Tuesday, December 9, 2014

What Does the CIA Interrogation Report Mean Historically?

The author of Recarving Rushmore, Dr. Ivan Eland, says, "Historically, the post-9/11 U.S. government torture of detainees and other civil liberties violations--for example, warrantless government surveillance on most Americans, detention of suspects indefinitely without trial, the creation of kangaroo military tribunals in lieu of civilian courts, the singling out of Muslims for immigration violations and deportation, rendition of suspects to other countries known for torturing prisoners, CIA secret prisons, and the Guantanamo offshore prison in Cuba--may have been the worst constitutional scandal in American history.  George W. Bush started most of these unconstitutional or illegal government activities, but Obama has continued most of the practices, albeit with ameliorating developments in some cases.  One major area in which Obama claims to have reversed Bush policy is U.S. torture of detainees, which was the subject of the damning Senate Intelligence Committee report. Taken all together this civil liberties scandal has stretched over two administrations and continues long after 9/11.

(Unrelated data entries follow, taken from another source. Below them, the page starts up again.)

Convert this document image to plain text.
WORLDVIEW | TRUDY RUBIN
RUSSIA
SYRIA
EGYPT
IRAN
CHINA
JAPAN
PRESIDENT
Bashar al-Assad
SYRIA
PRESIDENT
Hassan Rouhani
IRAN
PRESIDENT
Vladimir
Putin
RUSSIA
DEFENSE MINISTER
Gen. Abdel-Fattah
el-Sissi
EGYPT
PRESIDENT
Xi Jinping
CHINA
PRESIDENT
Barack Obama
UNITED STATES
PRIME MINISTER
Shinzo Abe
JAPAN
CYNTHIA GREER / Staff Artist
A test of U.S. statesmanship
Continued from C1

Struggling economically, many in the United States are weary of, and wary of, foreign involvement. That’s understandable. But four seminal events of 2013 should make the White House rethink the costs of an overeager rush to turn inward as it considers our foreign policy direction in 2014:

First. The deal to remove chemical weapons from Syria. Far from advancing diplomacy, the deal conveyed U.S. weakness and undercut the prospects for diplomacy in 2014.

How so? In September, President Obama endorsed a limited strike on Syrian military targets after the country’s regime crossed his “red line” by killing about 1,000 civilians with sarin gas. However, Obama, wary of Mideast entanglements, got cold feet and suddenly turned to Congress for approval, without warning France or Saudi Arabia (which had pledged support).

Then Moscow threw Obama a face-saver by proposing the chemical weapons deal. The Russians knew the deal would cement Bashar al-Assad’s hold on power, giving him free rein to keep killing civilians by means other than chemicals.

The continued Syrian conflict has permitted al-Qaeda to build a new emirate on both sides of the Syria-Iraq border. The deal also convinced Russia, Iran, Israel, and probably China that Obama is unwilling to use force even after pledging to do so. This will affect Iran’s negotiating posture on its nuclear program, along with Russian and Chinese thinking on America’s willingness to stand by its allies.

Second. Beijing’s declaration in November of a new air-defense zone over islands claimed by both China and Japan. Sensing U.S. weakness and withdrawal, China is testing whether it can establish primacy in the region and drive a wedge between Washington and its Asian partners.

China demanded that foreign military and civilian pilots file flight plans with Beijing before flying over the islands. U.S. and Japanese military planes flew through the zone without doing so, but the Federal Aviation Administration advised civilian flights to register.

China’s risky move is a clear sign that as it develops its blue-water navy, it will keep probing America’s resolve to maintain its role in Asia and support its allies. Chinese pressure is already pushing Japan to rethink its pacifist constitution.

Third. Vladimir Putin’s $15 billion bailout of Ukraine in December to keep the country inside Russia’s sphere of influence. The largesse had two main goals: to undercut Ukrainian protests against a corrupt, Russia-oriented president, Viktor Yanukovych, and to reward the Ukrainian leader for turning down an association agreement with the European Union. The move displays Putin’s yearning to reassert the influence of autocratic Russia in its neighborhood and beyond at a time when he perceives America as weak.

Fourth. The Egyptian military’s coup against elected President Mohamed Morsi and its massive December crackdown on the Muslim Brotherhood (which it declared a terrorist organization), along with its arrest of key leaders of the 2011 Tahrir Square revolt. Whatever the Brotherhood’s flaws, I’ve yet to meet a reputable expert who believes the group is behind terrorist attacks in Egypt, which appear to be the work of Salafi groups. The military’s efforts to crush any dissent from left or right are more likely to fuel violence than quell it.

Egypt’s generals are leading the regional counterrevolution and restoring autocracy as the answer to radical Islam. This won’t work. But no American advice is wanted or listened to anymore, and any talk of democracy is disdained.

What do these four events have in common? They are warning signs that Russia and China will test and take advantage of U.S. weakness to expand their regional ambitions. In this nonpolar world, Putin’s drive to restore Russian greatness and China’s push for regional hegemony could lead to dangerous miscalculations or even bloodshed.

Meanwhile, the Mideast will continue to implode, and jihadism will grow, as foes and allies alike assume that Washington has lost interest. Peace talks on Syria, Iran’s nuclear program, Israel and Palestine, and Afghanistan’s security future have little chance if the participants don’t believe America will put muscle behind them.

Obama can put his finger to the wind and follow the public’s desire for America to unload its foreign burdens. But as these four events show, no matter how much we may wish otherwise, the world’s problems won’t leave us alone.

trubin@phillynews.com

If each presidential administration is examined in isolation, however, some constitutional scandals rival this one, which stretches over two administrations.  As for political scandals, the Reagan administration's Iran-Contra was probably the worst in American history, followed closely by Watergate.  As for scandals eroding civil liberties during wartime, the incarceration in prison camps of approximately 100,000 Japanese residents and Japanese-Americans by FDR during World War II for no good reason rivals throwing people in jail for disagreeing with American wars--as was the case during World War I under Woodrow Wilson and with the passage of the Alien and Sedition Acts during the Quasi-War with France in the last years of 18th century under the administration of John Adams."